Dallas Court of Appeals applies the American Rule in Trespass to Try Title Suit - rejects claim for recovery of legal fees under an equitable exception theory.   

The American Rule has been a part of Texas jurisprudence for over 100 years. See Akin, Gump, 299 S.W.3d at 120 (tracing the Rule's roots in Texas jurisprudence to 1896). Moreover, the supreme court has stated that “[a]bsent a contract or statute, trial courts do not have inherent authority to require a losing party to pay the prevailing party's fees.” Tony Gullo Motors I, L.P. v. Chapa, 212 S.W.3d 299, 311 (Tex. 2006) (emphasis added). Texas's only equitable exception to the American Rule that we are aware of is the common-fund doctrine, see generally Allstate Ins. Co. v. Edminster, 224 S.W.3d 456, 457-58 (Tex. App.-Dallas 2007, no pet.) (applying common-fund doctrine), which Neumann acknowledges is not applicable to this case. Given the supreme court's faithful adherence to the American Rule, and its strong statement in Tony Gullo that trial courts lack the inherent authority to award attorney's fees contrary to the Rule, we decline to adopt a new equitable exception to the Rule. Cf. Martin v. Clinical Pathology Labs., Inc., 343 S.W.3d 885, 892 (Tex. App.-Dallas 2011, pet. filed) (stating that Texas Supreme Court rather than intermediate court of appeals was proper tribunal to consider exceptions to state's strong employment-at-will doctrine).
   
Texas has long followed the American Rule, under which attorney's fees paid to prosecute or defend a lawsuit cannot be recovered in that suit absent a statute or contract that allows for their recovery. Akin, Gump, Strauss, Hauer & Feld, L.L.P. v. Nat'l Dev. & Research Corp., 299 S.W.3d 106, 120 (Tex. 2009). There is a statutory scheme in place to govern trespass-to-try-title claims, see generally Tex. Prop. Code Ann. §§ 22.001-.045 (West. 2000), but it contains no provision authorizing a party to recover attorney's fees from the opposing side.

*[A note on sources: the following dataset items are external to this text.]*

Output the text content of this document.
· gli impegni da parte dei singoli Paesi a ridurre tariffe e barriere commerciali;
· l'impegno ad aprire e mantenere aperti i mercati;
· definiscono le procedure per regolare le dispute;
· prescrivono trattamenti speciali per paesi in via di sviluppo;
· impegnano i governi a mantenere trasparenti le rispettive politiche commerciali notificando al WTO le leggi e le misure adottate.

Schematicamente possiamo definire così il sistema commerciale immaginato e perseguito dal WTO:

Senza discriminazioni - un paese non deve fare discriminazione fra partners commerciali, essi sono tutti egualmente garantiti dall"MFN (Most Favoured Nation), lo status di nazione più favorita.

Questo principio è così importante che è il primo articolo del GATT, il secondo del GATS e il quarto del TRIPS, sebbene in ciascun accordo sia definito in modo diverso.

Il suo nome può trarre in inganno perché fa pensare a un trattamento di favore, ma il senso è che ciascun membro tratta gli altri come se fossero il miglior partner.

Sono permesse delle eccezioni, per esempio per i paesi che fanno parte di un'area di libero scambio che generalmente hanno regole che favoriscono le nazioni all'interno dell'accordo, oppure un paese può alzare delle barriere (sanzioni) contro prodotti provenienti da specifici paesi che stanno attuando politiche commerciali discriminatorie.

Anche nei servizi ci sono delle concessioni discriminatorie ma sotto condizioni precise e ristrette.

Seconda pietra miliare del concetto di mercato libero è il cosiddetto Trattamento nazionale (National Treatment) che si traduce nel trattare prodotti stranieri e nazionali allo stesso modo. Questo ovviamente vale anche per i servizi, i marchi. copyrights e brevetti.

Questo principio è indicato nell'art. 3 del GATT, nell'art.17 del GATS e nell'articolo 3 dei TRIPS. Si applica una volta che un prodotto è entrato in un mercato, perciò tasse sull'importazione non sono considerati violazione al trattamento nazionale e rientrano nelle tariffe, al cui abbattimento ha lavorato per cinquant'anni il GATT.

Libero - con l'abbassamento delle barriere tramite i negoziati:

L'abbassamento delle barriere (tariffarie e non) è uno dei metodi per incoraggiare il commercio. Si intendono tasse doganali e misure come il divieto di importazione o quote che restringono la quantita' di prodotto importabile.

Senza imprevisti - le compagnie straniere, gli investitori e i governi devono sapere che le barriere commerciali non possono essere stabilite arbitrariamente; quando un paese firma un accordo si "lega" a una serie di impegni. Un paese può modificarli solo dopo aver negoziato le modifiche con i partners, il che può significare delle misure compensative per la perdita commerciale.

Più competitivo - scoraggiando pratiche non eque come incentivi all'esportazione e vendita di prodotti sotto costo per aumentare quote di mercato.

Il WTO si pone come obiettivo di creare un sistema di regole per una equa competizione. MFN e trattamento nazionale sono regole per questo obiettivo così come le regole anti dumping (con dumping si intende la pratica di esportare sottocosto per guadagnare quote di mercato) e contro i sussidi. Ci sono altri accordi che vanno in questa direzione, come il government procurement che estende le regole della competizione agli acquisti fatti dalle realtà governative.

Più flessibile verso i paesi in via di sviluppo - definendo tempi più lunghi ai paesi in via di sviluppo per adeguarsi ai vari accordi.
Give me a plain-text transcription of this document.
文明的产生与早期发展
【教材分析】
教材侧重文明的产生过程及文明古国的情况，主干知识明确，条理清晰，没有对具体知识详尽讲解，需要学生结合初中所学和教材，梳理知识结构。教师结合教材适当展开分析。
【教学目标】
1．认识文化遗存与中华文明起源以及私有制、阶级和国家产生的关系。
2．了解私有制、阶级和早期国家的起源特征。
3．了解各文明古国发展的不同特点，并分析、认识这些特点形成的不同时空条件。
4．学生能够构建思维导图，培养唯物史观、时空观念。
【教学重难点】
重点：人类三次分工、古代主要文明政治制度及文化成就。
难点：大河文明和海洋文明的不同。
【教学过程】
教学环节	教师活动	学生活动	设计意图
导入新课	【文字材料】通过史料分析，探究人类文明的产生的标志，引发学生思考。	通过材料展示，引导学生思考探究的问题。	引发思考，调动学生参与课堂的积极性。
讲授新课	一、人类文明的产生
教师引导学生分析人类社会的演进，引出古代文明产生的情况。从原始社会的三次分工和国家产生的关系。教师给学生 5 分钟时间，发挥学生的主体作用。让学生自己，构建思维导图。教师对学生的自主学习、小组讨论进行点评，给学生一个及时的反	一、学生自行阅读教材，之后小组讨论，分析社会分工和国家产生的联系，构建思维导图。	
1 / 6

We have held that the plaintiff in a trespass-to-try-title suit cannot recover attorney's fees. McAnally v. Friends of WCC, Inc., 113 S.W.3d 875, 881 (Tex. App.-Dallas 2003, no pet.); see also Barfield v. Holland, 844 S.W.2d 759, 771 (Tex. App.-Tyler 1992, writ denied) (trespass-to-try-title plaintiff could not recover attorney's fees by characterizing claim as one under Declaratory Judgments Act).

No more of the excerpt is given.